Well, that is in principle an empirical claim. Can you formulate an experiment whereby it might be falsified?

Also, can you give an example of immaterial power? I don't know what you mean by that.

Codgitator (Cadgertator) said...

unBe:

Now you're starting to piss me off.

I JUST TOLD YOU to read Aristotle and Aquinas and here you are jabbing back at me within a minute.

I have said it a dozen times, so now I will make it a condition for further dialogue: READ JAMES ROSS'S ESSAY ON IMMATERIAL ASPECTS OF THOUGHT AND DEMONSTRATE A FAIR GRASP OF ITS CONTENT. There are a handful of other essays I have endorsed more than a few times, but I will not put an undue strain on your neurons at this point. One essay is enough for now.

* * * + + +

If you want an empirical test of deploying immaterial power, run through a mundane example of modus tollens, or do a few simple addition problems in your head, or ponder "what an animal is in general", or consider "what zero is", or ask yourself what you will do five seconds from now and then do it.
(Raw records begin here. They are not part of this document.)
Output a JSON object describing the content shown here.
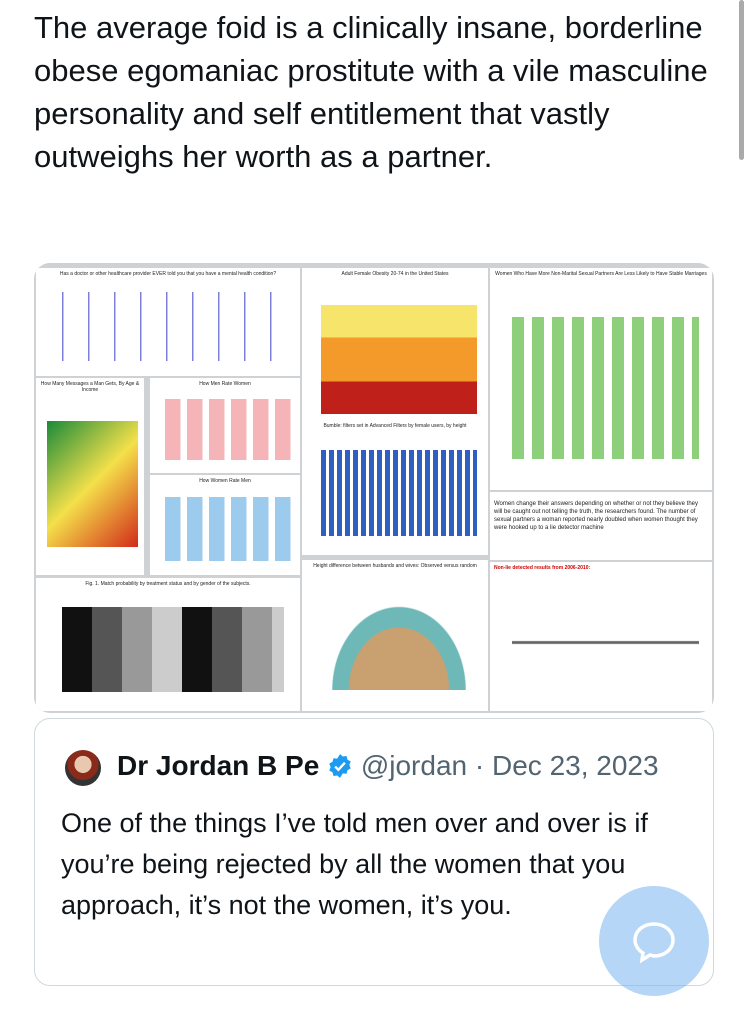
{
  "post": {
    "text": "The average foid is a clinically insane, borderline obese egomaniac prostitute with a vile masculine personality and self entitlement that vastly outweighs her worth as a partner."
  },
  "media": {
    "panels": [
      {
        "title": "Has a doctor or other healthcare provider EVER told you that you have a mental health condition?"
      },
      {
        "title": "Adult Female Obesity 20-74 in the United States"
      },
      {
        "title": "Women Who Have More Non-Marital Sexual Partners Are Less Likely to Have Stable Marriages"
      },
      {
        "title": "How Many Messages a Man Gets, By Age & Income"
      },
      {
        "title": "How Men Rate Women"
      },
      {
        "title": "How Women Rate Men"
      },
      {
        "title": "Bumble: filters set in Advanced Filters by female users, by height"
      },
      {
        "title": "Women change their answers depending on whether or not they believe they will be caught out not telling the truth, the researchers found. The number of sexual partners a woman reported nearly doubled when women thought they were hooked up to a lie detector machine"
      },
      {
        "title": "Fig. 1. Match probability by treatment status and by gender of the subjects."
      },
      {
        "title": "Height difference between husbands and wives: Observed versus random"
      },
      {
        "title": "Non-lie detected results from 2006-2010:"
      }
    ]
  },
  "quote": {
    "author": "Dr Jordan B Pe",
    "handle": "@jordan",
    "separator": "·",
    "date": "Dec 23, 2023",
    "text": "One of the things I’ve told men over and over is if you’re being rejected by all the women that you approach, it’s not the women, it’s you."
  }
}
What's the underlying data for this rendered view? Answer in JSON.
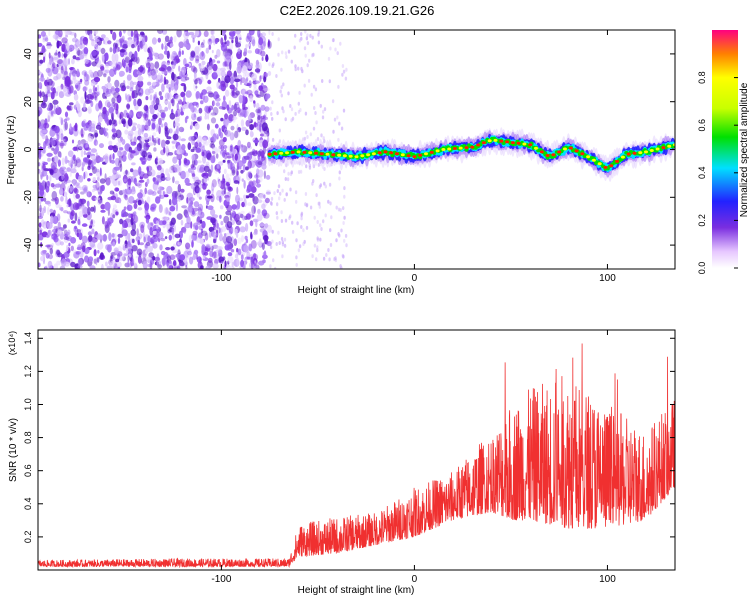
{
  "title": "C2E2.2026.109.19.21.G26",
  "chart_data": [
    {
      "type": "heatmap",
      "xlabel": "Height of straight line (km)",
      "ylabel": "Frequency (Hz)",
      "xlim": [
        -195,
        135
      ],
      "ylim": [
        -50,
        50
      ],
      "xticks": [
        -100,
        0,
        100
      ],
      "yticks": [
        -40,
        -20,
        0,
        20,
        40
      ],
      "grid": false,
      "colorbar": {
        "label": "Normalized spectral amplitude",
        "range": [
          0,
          1
        ],
        "ticks": [
          0.0,
          0.2,
          0.4,
          0.6,
          0.8
        ]
      },
      "noise_region_end_x": -75,
      "signal_track": {
        "x": [
          -75,
          -60,
          -45,
          -30,
          -15,
          0,
          15,
          30,
          40,
          50,
          60,
          70,
          80,
          90,
          100,
          110,
          120,
          135
        ],
        "y": [
          -2,
          -1,
          -2,
          -3,
          -1,
          -3,
          0,
          1,
          4,
          3,
          2,
          -3,
          1,
          -3,
          -8,
          -2,
          -1,
          2
        ]
      }
    },
    {
      "type": "line",
      "xlabel": "Height of straight line (km)",
      "ylabel": "SNR (10 * v/v)",
      "y_multiplier_label": "(x10⁴)",
      "xlim": [
        -195,
        135
      ],
      "ylim": [
        0,
        1.45
      ],
      "xticks": [
        -100,
        0,
        100
      ],
      "yticks": [
        0.2,
        0.4,
        0.6,
        0.8,
        1.0,
        1.2,
        1.4
      ],
      "grid": false,
      "color": "#f03030",
      "envelope": {
        "x": [
          -195,
          -120,
          -65,
          -60,
          -40,
          -20,
          0,
          20,
          40,
          50,
          60,
          80,
          100,
          120,
          135
        ],
        "low": [
          0.02,
          0.02,
          0.02,
          0.08,
          0.1,
          0.15,
          0.2,
          0.3,
          0.35,
          0.3,
          0.3,
          0.25,
          0.25,
          0.3,
          0.5
        ],
        "high": [
          0.06,
          0.07,
          0.07,
          0.28,
          0.32,
          0.35,
          0.5,
          0.6,
          0.85,
          1.0,
          1.1,
          1.2,
          1.0,
          0.85,
          1.05
        ]
      }
    }
  ],
  "colors": {
    "noise": "#7a2ee0",
    "line": "#f03030",
    "ink": "#000000"
  }
}
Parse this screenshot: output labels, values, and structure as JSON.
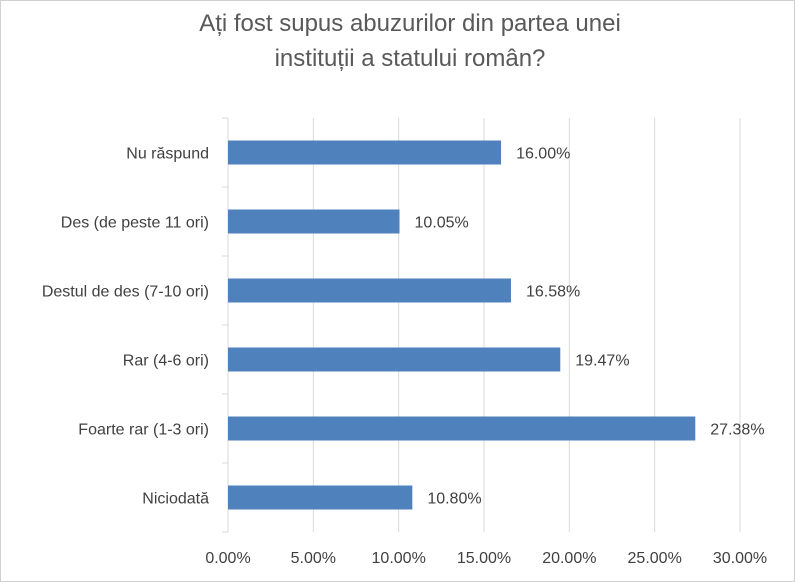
{
  "chart_data": {
    "type": "bar",
    "orientation": "horizontal",
    "title_line1": "Ați fost supus abuzurilor din partea unei",
    "title_line2": "instituții a statului român?",
    "categories": [
      "Nu răspund",
      "Des (de peste 11 ori)",
      "Destul de des (7-10 ori)",
      "Rar (4-6 ori)",
      "Foarte rar (1-3 ori)",
      "Niciodată"
    ],
    "values": [
      16.0,
      10.05,
      16.58,
      19.47,
      27.38,
      10.8
    ],
    "value_labels": [
      "16.00%",
      "10.05%",
      "16.58%",
      "19.47%",
      "27.38%",
      "10.80%"
    ],
    "xlim": [
      0,
      30
    ],
    "x_ticks": [
      0,
      5,
      10,
      15,
      20,
      25,
      30
    ],
    "x_tick_labels": [
      "0.00%",
      "5.00%",
      "10.00%",
      "15.00%",
      "20.00%",
      "25.00%",
      "30.00%"
    ],
    "grid": true,
    "bar_color": "#4f81bd"
  }
}
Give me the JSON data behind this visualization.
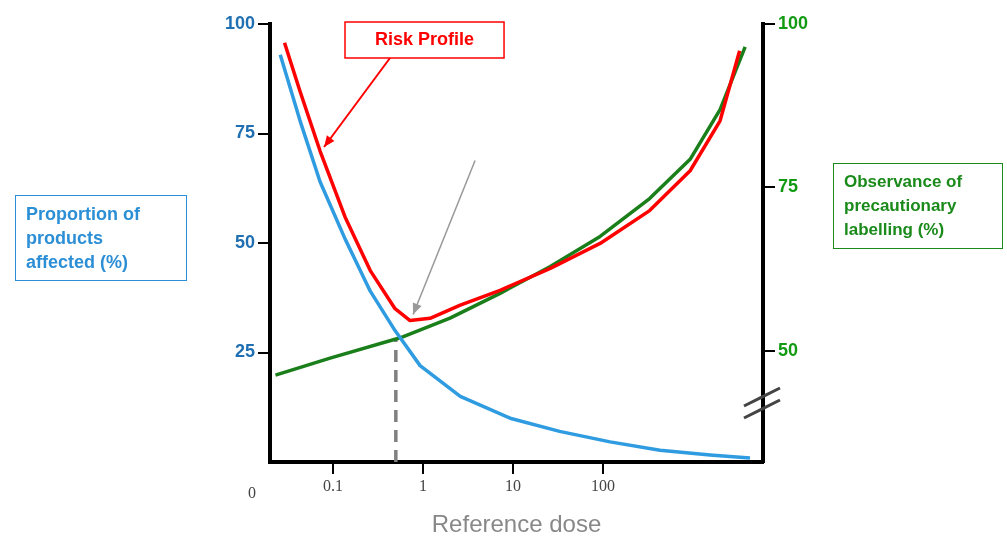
{
  "chart_data": {
    "type": "line",
    "xlabel": "Reference dose",
    "ylabel": "Proportion of products affected (%)",
    "y2label": "Observance of precautionary labelling (%)",
    "log": "x",
    "xlim": [
      0.02,
      6000
    ],
    "xticks": [
      0.1,
      1,
      10,
      100
    ],
    "ylim": [
      0,
      100
    ],
    "yticks": [
      25,
      50,
      75,
      100
    ],
    "y2lim": [
      33,
      100
    ],
    "y2ticks": [
      50,
      75,
      100
    ],
    "grid": false,
    "legend": false,
    "marker": "none",
    "series": [
      {
        "color": "#2f9be0",
        "x": [
          0.026,
          0.043,
          0.072,
          0.136,
          0.26,
          0.49,
          0.93,
          2.6,
          9.3,
          33,
          120,
          430,
          1550,
          4300
        ],
        "values": [
          93,
          78,
          64,
          51,
          39,
          30,
          22,
          15,
          10,
          7,
          4.6,
          2.7,
          1.6,
          0.9
        ]
      },
      {
        "color": "#ff0000",
        "x": [
          0.029,
          0.043,
          0.072,
          0.136,
          0.26,
          0.49,
          0.72,
          1.2,
          2.6,
          7.2,
          26,
          93,
          330,
          930,
          2000,
          3300
        ],
        "values": [
          95.7,
          84.7,
          71,
          56,
          43.7,
          35,
          32.3,
          32.8,
          35.8,
          39.2,
          44.2,
          49.9,
          57.4,
          66.5,
          77.9,
          93.9
        ]
      },
      {
        "color": "#1a7f1a",
        "axis": "y2",
        "x": [
          0.023,
          0.093,
          0.56,
          2,
          7.2,
          26,
          93,
          330,
          930,
          2000,
          3800
        ],
        "values": [
          46.3,
          48.9,
          52,
          55,
          58.8,
          62.9,
          67.5,
          73.3,
          79.3,
          86.9,
          96.5
        ]
      },
      {
        "color": "#808080",
        "line_style": "dashed",
        "x": [
          0.5,
          0.5
        ],
        "values": [
          0,
          28
        ]
      }
    ],
    "annotations": [
      "0",
      {
        "text": "Risk Profile",
        "x": 0.072,
        "y": 71
      }
    ]
  }
}
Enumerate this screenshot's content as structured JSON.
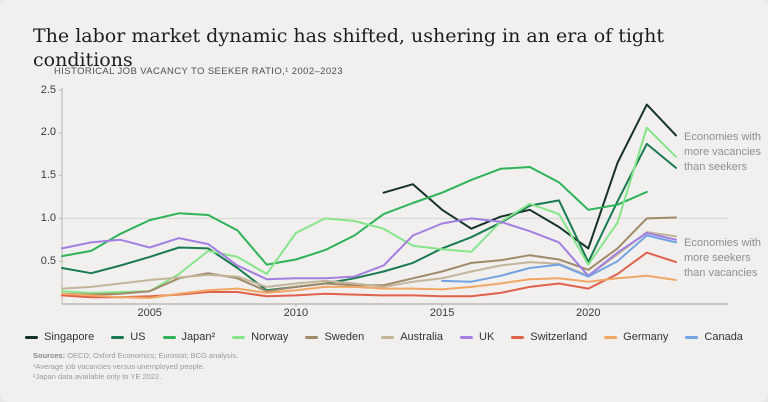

All these operations rely on a power that surpasses, or at least does not and cannot "fit" the nature of physical processes. (While you're at it, give me an empirical test that proves the worth of science, and, to head off that objection, an empirical test to validate the claim that human organisms should do what makes them happy. Oh, and how about an empirical test for the reliability of our senses and/or our memories? Thanks a bunch in advance!)

Let me be blunt: You're about to wear out your welcome here.

Why? Because sometimes my reply is, effectively, one long blockquote of an essay (especially one I've endorsed over and over again). So, if you fail to heed that sort of response, you cease to be a dignified interlocutor. And that'll be the end of you as far as these comboxes go.

(And no, your scattershot tactic of linking me to "some guy's handy rebuttal of X" is not the same as what I'm asking for. It's painfully and gallingly evident you are not prepared to take seriously my primary sources of argumentation on a sustained basis. If you say you want to understand me, and classical natural metaphysics in general, you are OBLIGED to read the works I endorse as my own response/position. I have no obligation to heed your every passing link on any topic.)